Mãe de três filhas pequenas e casada com um renomado navegador brasileiro (Amyr Klink), há 30 anos eu trabalhava na área de comunicação. Já tinha estruturado a minha própria empresa de assessoria de eventos e conquistado o tão sonhado prestígio. É muito difícil fazer a roda do sucesso parar de girar, até que, num instante de reflexão, percebi que nossos filhos estavam crescendo rapidamente, e que as oportunidades de estarmos todos juntos se tornariam cada vez mais raras. Foi quando tive uma ideia, mas convencer meu marido de que deveríamos viajar em família foi como derrubar um muro sólido da rotina e das nossas convicções. Mas eu estava decidida de que teríamos que viver isso juntos.
As meninas eram ainda pequenas e eu sabia que tudo terminaria bem. Da minha parte, fiz uma grande ressalva na agenda de trabalhos. Senti que aquele intervalo seria importante. Pela primeira vez me daria férias compulsórias para uma longa viagem em família. Apesar dos protestos de familiares e dos amigos, que julgavam como irresponsável a decisão de irmos de veleiro para a Antártica, não parei o planejamento. Depois de quase um ano de preparativos para nossa viagem, partimos. Desde o início, foi uma viagem de conhecimento, emoções e descobertas. Nos unimos como um time. Juntos, com um livro-guia excelente nas mãos, aprendemos muito sobre o continente gelado e sobre animais polares.

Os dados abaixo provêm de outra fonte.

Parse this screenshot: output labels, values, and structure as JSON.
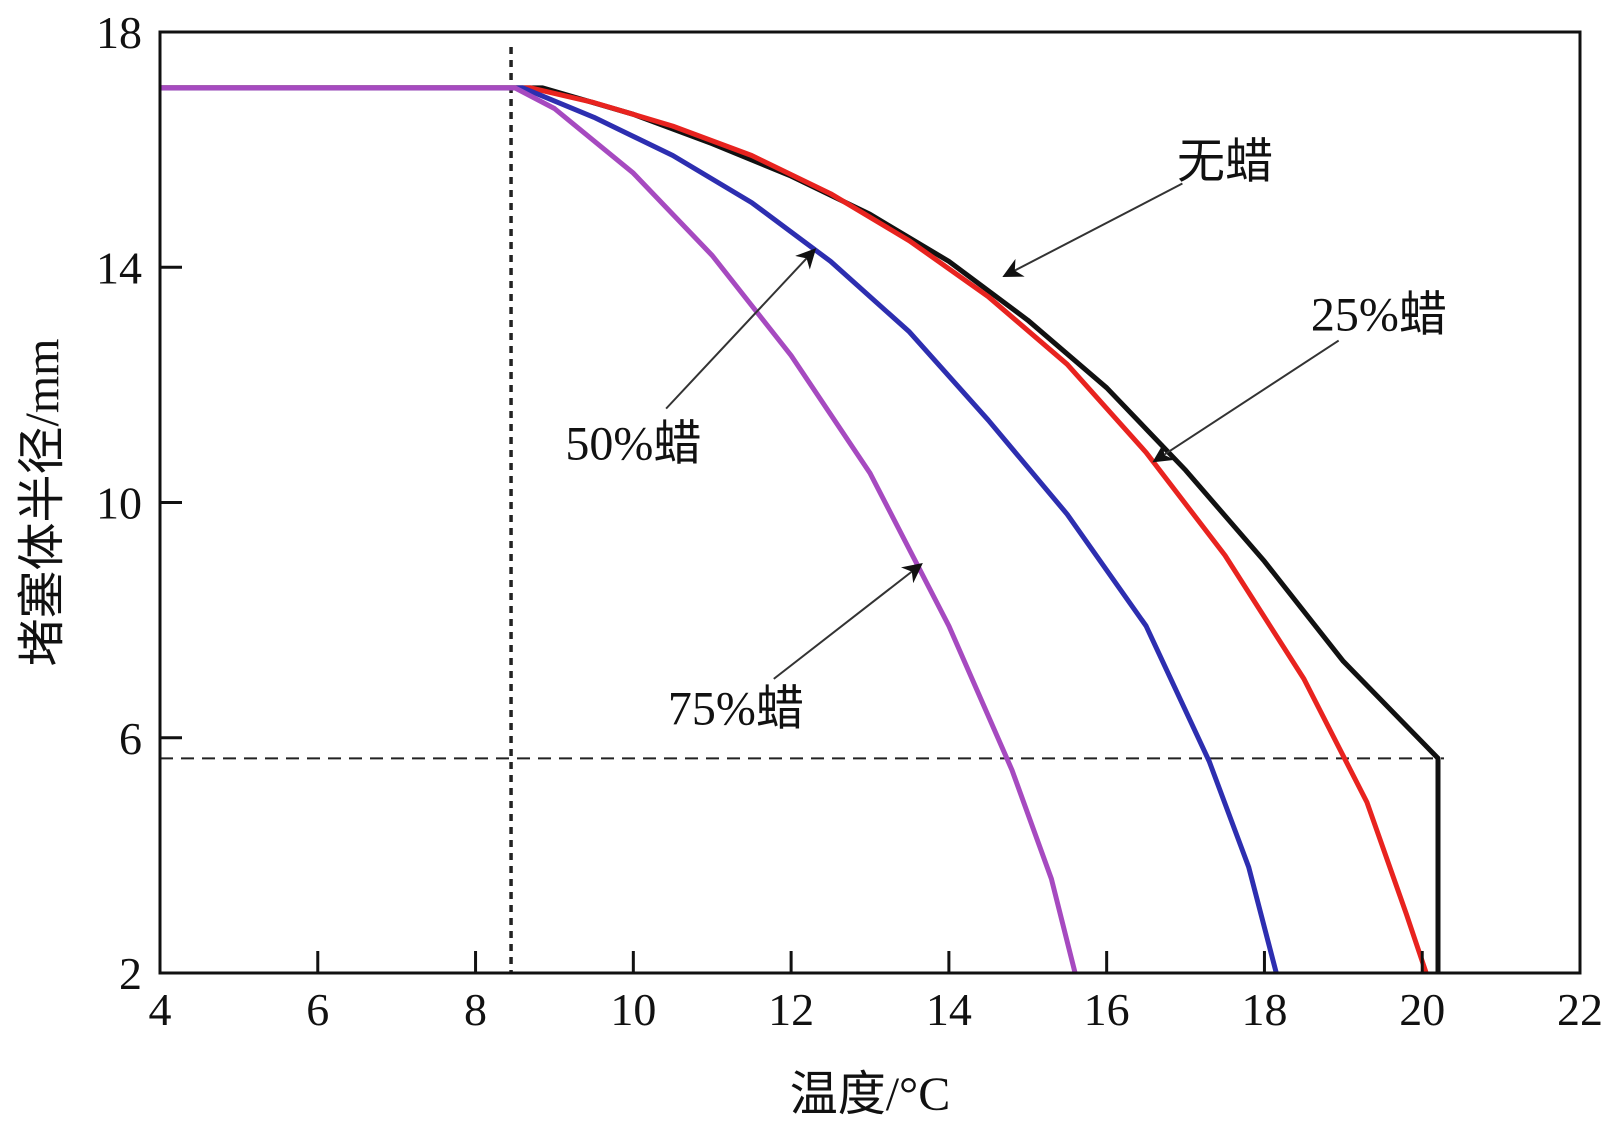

Quando estávamos concluindo a viagem, decidi fazer uma fotografia que representasse a conclusão da nossa jornada de férias ao continente branco. A imagem deveria ter outra perspectiva das demais que eu já tinha feito. Seria captada do topo do mastro do nosso veleiro, mostrando o barco cercado de gelo ao seu redor. Decidida, subi o cordame da embarcação, escalando os 36 metros de altura que separam o deck do topo do mastro. Quando eu já estava lá no alto, ouvi, à distância, o Amyr gritar que eu deveria descer porque, afinal de contas, minhas fotografias não serviam para nada.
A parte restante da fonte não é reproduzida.